Pitching The Start of Variadic Generics

One thing that might be useful as a step towards variadic generics is introducing local generic parameters.

For example, as @xAlien95 pointed out:

func debugPrint<T...>(_ items: T...) 
  where T: CustomDebugStringConvertible
{   
  for (item: T) in items { // <--- Here
    stdout.write(item.debugDescription)
  }
}

The T on the marked line is actually a new, local generic parameter which overrides the name T... in the function declaration. Actually, the T on that line refers to a different type on each iteration of the loop. Using a slightly different syntax, it might look like this:

func debugPrint<T...>(_ items: T...) 
  where T: CustomDebugStringConvertible
{   
  for<ItemType> item in items {
    stdout.write(item.debugDescription)
  }
}

It's a new concept in the language, and is important for variadic generics: each element in the type sequence has a different type, so naturally operations such as iteration or extracting a particular element need to bind new type parameters.

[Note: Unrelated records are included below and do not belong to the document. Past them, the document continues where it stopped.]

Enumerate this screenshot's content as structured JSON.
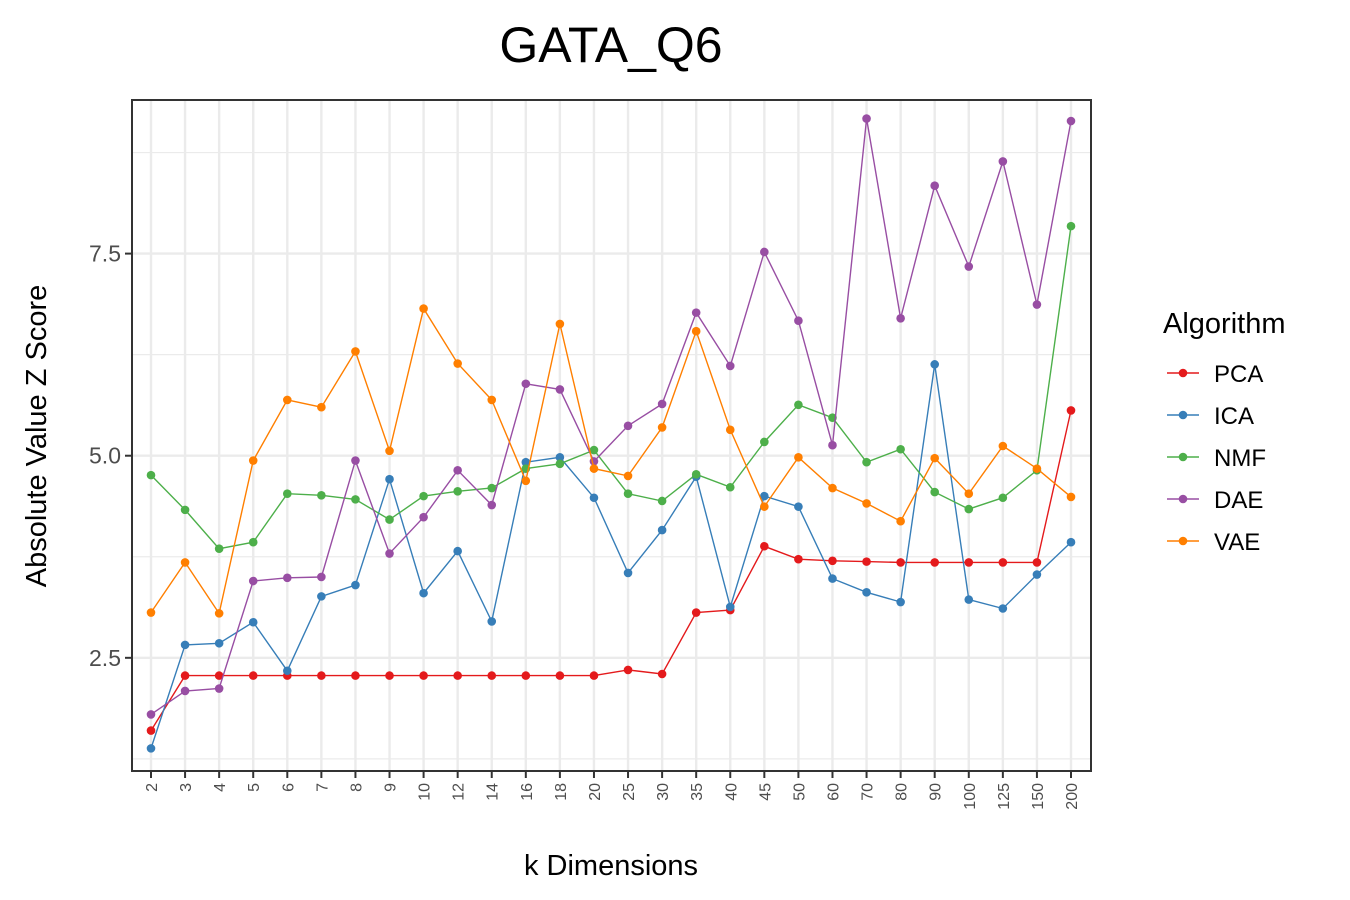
{
  "chart_data": {
    "type": "line",
    "title": "GATA_Q6",
    "xlabel": "k Dimensions",
    "ylabel": "Absolute Value Z Score",
    "categories": [
      "2",
      "3",
      "4",
      "5",
      "6",
      "7",
      "8",
      "9",
      "10",
      "12",
      "14",
      "16",
      "18",
      "20",
      "25",
      "30",
      "35",
      "40",
      "45",
      "50",
      "60",
      "70",
      "80",
      "90",
      "100",
      "125",
      "150",
      "200"
    ],
    "ylim": [
      1.1,
      9.4
    ],
    "yticks": [
      2.5,
      5.0,
      7.5
    ],
    "ytick_labels": [
      "2.5",
      "5.0",
      "7.5"
    ],
    "grid": true,
    "legend": {
      "title": "Algorithm",
      "position": "right"
    },
    "series": [
      {
        "name": "PCA",
        "color": "#e41a1c",
        "values": [
          1.6,
          2.28,
          2.28,
          2.28,
          2.28,
          2.28,
          2.28,
          2.28,
          2.28,
          2.28,
          2.28,
          2.28,
          2.28,
          2.28,
          2.35,
          2.3,
          3.06,
          3.09,
          3.88,
          3.72,
          3.7,
          3.69,
          3.68,
          3.68,
          3.68,
          3.68,
          3.68,
          5.56
        ]
      },
      {
        "name": "ICA",
        "color": "#377eb8",
        "values": [
          1.38,
          2.66,
          2.68,
          2.94,
          2.34,
          3.26,
          3.4,
          4.71,
          3.3,
          3.82,
          2.95,
          4.92,
          4.98,
          4.48,
          3.55,
          4.08,
          4.74,
          3.13,
          4.5,
          4.37,
          3.48,
          3.31,
          3.19,
          6.13,
          3.22,
          3.11,
          3.53,
          3.93
        ]
      },
      {
        "name": "NMF",
        "color": "#4daf4a",
        "values": [
          4.76,
          4.33,
          3.85,
          3.93,
          4.53,
          4.51,
          4.46,
          4.21,
          4.5,
          4.56,
          4.6,
          4.84,
          4.9,
          5.07,
          4.53,
          4.44,
          4.77,
          4.61,
          5.17,
          5.63,
          5.47,
          4.92,
          5.08,
          4.55,
          4.34,
          4.48,
          4.82,
          7.84
        ]
      },
      {
        "name": "DAE",
        "color": "#984ea3",
        "values": [
          1.8,
          2.09,
          2.12,
          3.45,
          3.49,
          3.5,
          4.94,
          3.79,
          4.24,
          4.82,
          4.39,
          5.89,
          5.82,
          4.93,
          5.37,
          5.64,
          6.77,
          6.11,
          7.52,
          6.67,
          5.13,
          9.17,
          6.7,
          8.34,
          7.34,
          8.64,
          6.87,
          9.14
        ]
      },
      {
        "name": "VAE",
        "color": "#ff7f00",
        "values": [
          3.06,
          3.68,
          3.05,
          4.94,
          5.69,
          5.6,
          6.29,
          5.06,
          6.82,
          6.14,
          5.69,
          4.69,
          6.63,
          4.84,
          4.75,
          5.35,
          6.54,
          5.32,
          4.37,
          4.98,
          4.6,
          4.41,
          4.19,
          4.97,
          4.53,
          5.12,
          4.84,
          4.49
        ]
      }
    ]
  }
}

It's also something which would be useful right away - we could use it for unboxing existentials, finally allowing them to be used with generic algorithms. You could imagine something like this syntax being used to unbox an array of heterogeneous collections:

func areEqual(_ leftElements: [Equatable], _ rightElements: [Equatable]) {
  guard leftElements.count == rightElements.count else { 
    return false 
  }
  for<Left, _> (left, _right) in zip(leftElements, rightElements) {
    guard let right = _right as? Left, left == right else {
      return false
    }
  }
  return true
}

areEqual(["string", 42], [true, 99.4]) // false

Which is kind of a silly example, but it demonstrates a level of dynamic typing which we can't even express today. It also shows the overlap the between existentials (and collections of existentials) and variadic generics - they work differently, but ultimately they both deal in abstractions over heterogeneous lists and try to allow lists of types to be used generically.

It would be nice to keep this in mind and design language features which can work for both.